魏从远颔首,满意地道:“好!不愧是我大黎的好男儿!”
魏从远继续道:“我刚刚得知,百里灏章这回竟然要“御驾亲征”啊!”
人群中突然有人发出了尖利的冷笑,十分轻蔑地道:“百里灏章?他能上得去马吗?还给多叫几个奴才,抬他上马啊!大家说是不是?”
话音刚落,下面立刻像是炸开了锅,嘲弄的笑声此起彼伏。
忽然又有一人的声音传出:“还给备几个奴才抬他下马!”
士兵们都已经是笑得前仰后合。
魏从远让将士们再次安静了下来。
魏从远昂起头问道:“大战在即,诸位有没有信心,斩下百里灏章的项上人头?!”
“有!!!”
这时,魏从远忽然留意到下面许多人都纷纷仰起头往上看。他也顺着他们的目光仰起了头。
柏晏清站在城楼上。他迎风而立,像一只静候时机乘风飞去的鹤。
魏从远心中一动,道:“我们的王爷,在盛国为质许多年,受尽苛待和侮辱!我们要替王爷,讨回公道!”
将士们义愤填膺:“为王爷讨回公道!”
“为王爷讨回公道!”
“为王爷讨回公道!”
“诸位稍安勿躁,”柏晏清干净清冽的声音倏然响起,“正如方才将军所言,我们想要回到我们热爱的土地……”
“我们,要为我们的所爱之人而战!”
下面的人都被这几句掷地有声的话镇住,人人都仰起头望向城楼上的柏晏清。
“或许有许多将士家住宜州。我与现任宜州刺史徐子卿是挚友,常有书信往来。这些年来,那里的人们安居乐业,夜不闭户。河道有专人修缮,水患有专人治理,百姓们再不受灾。
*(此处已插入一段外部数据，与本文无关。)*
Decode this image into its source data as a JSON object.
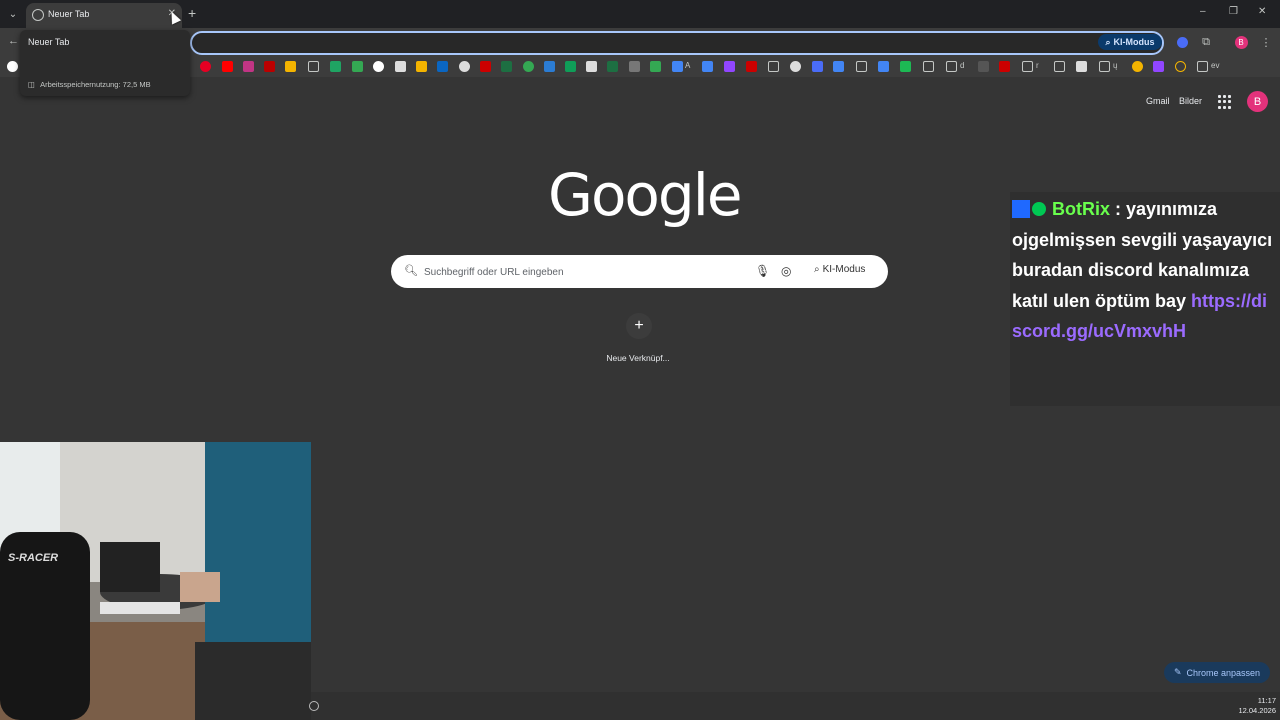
{
  "browser": {
    "tab_title": "Neuer Tab",
    "window_controls": {
      "minimize": "–",
      "restore": "❐",
      "close": "✕"
    }
  },
  "tab_hovercard": {
    "title": "Neuer Tab",
    "memory_usage": "Arbeitsspeichernutzung: 72,5 MB"
  },
  "toolbar": {
    "ki_mode_label": "KI-Modus",
    "profile_initial": "B"
  },
  "bookmarks": {
    "labels": [
      "A",
      "d",
      "r",
      "ų",
      "ev"
    ]
  },
  "ntp": {
    "gmail_label": "Gmail",
    "images_label": "Bilder",
    "profile_initial": "B",
    "logo_text": "Google",
    "search_placeholder": "Suchbegriff oder URL eingeben",
    "search_ki_label": "KI-Modus",
    "shortcut_label": "Neue Verknüpf...",
    "customize_label": "Chrome anpassen"
  },
  "chat_overlay": {
    "username": "BotRix",
    "message": " : yayınımıza ojgelmişsen sevgili yaşayayıcı buradan discord kanalımıza katıl ulen öptüm bay ",
    "link": "https://discord.gg/ucVmxvhH"
  },
  "webcam": {
    "chair_brand": "S-RACER"
  },
  "clock": {
    "time": "11:17",
    "date": "12.04.2026"
  },
  "colors": {
    "page_bg": "#353535",
    "chrome_bg": "#3c3c3c",
    "accent_blue": "#a8c7fa",
    "chat_username": "#69ff4d",
    "chat_link": "#9b6bff",
    "avatar": "#e3327b"
  }
}
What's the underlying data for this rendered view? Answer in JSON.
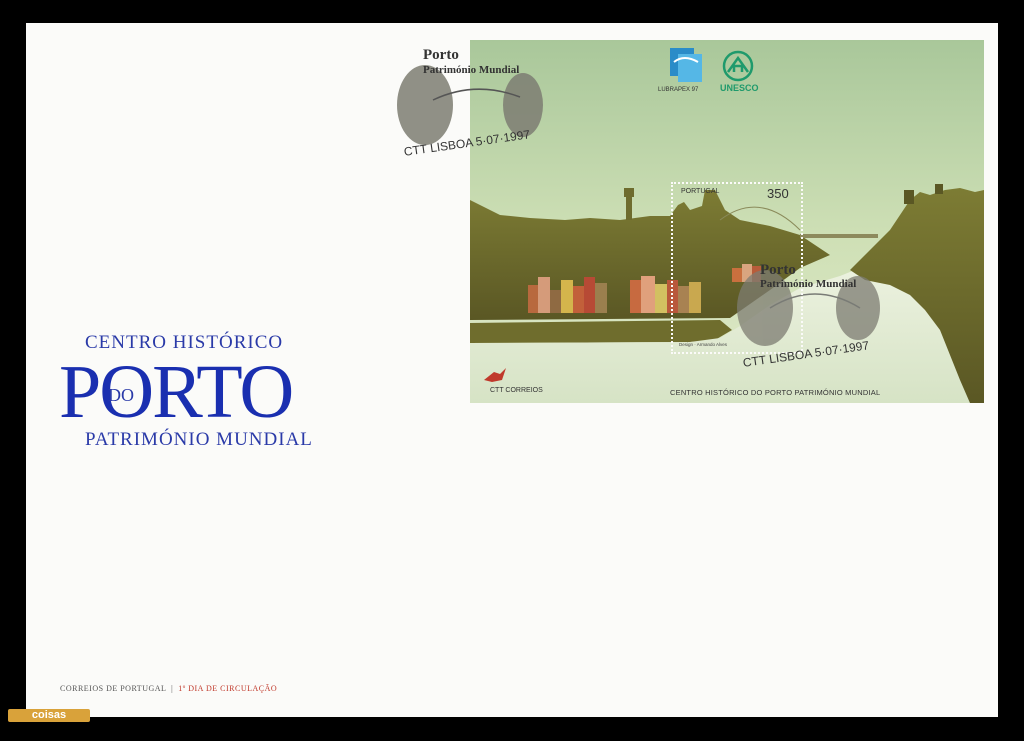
{
  "cover": {
    "title_line1": "CENTRO HISTÓRICO",
    "title_do": "DO",
    "title_main": "PORTO",
    "title_line3": "PATRIMÓNIO        MUNDIAL",
    "footer_left": "CORREIOS DE PORTUGAL",
    "footer_right": "1º DIA DE CIRCULAÇÃO"
  },
  "sheet": {
    "caption": "CENTRO HISTÓRICO DO PORTO PATRIMÓNIO MUNDIAL",
    "lubrapex_label": "LUBRAPEX 97",
    "unesco_label": "UNESCO",
    "ctt_label": "CTT CORREIOS"
  },
  "stamp": {
    "country": "PORTUGAL",
    "value": "350",
    "design_credit": "Design · Armando Alves"
  },
  "postmark": {
    "title": "Porto",
    "subtitle": "Património Mundial",
    "date_line": "CTT LISBOA 5·07·1997"
  },
  "watermark": "coisas",
  "colors": {
    "title_blue": "#1a2fb0",
    "sky_green": "#c9dcb4",
    "land_olive": "#6c6a2a",
    "unesco_green": "#1f9a6c",
    "lubrapex_blue": "#2a8cc8"
  }
}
除了宜州,还有许多地方,你们的家乡,都富庶了起来!人寿年丰,饱食暖衣!”
魏从远骤然感到凉意从脊背升起,他定睛一看,才发觉那两个安在柏晏清身边的小厮居然都不在他身边。魏从远心道不好,命人去把柏晏清带下来。
柏晏清的音调陡然升高,他用尽全身的力气,像是要震裂肺腑那般喊道:“你们的至亲挚爱,都过得很好!”
人群顿时一片哗然。
他的嗓音因嘶吼而变得沙哑:“我们无需带着战火和杀戮回去!我们可以放下手中的利刃武器,堂堂正正地回家,与家人团聚!”
“我,楚湘王,向各位承诺!”
旭日东升,耀眼的金红朝霞从远处烧了过来。风灌满了柏晏清的衣袖,让他以一种,像是振翅欲飞的姿态立在高墙之上。
想让鹤飞不起来……
只要把他囚在笼中,再拔去他洁白无瑕的羽翼。
他就不能飞了。
魏从远怒火中烧:“你究竟为何要背叛我?你告诉我,我是有哪点亏了你?!”
一字一句,咬牙切齿。
柏晏清冷冷地道:“我几时说过要与你同盟,又谈何背叛呢?”
“你!”
只要把手放在他纤细的脖颈上,手指收紧死死掐住,等他从奋力挣扎到软绵绵的没了声息……那时他就再也说不出令人生厌的话了,也永远都不会脱离自己的控制了。
柏晏清毫无惧色地直视着魏从远赤红的眼。
“如果我没有猜错,下毒前你们定会估算用量。李福,前任大总管,便是口鼻出血而亡。当时大家只当他是上了年纪,又被家里那些不成器好赌的亲戚们气得急火攻心,这才怒极被活活气死。现在想来,那并非偶然。为了让文斋尽快站稳脚跟,也为了试毒,在你眼中除掉李福才是上策。”
“小婵姑娘,我虽算不上了解,但初见她时,她在我眼里不过是一个太过思念家人的小姑娘。若不是受人蛊惑,又怎会去害人?仇恨生根发芽成了执念,把她一步一步被逼上绝路。到最后她还固执地相信,我是被百里灏章所迷惑,只要我二人恩断义绝,我就能复仇复国了。……这当真是她的心愿吗?”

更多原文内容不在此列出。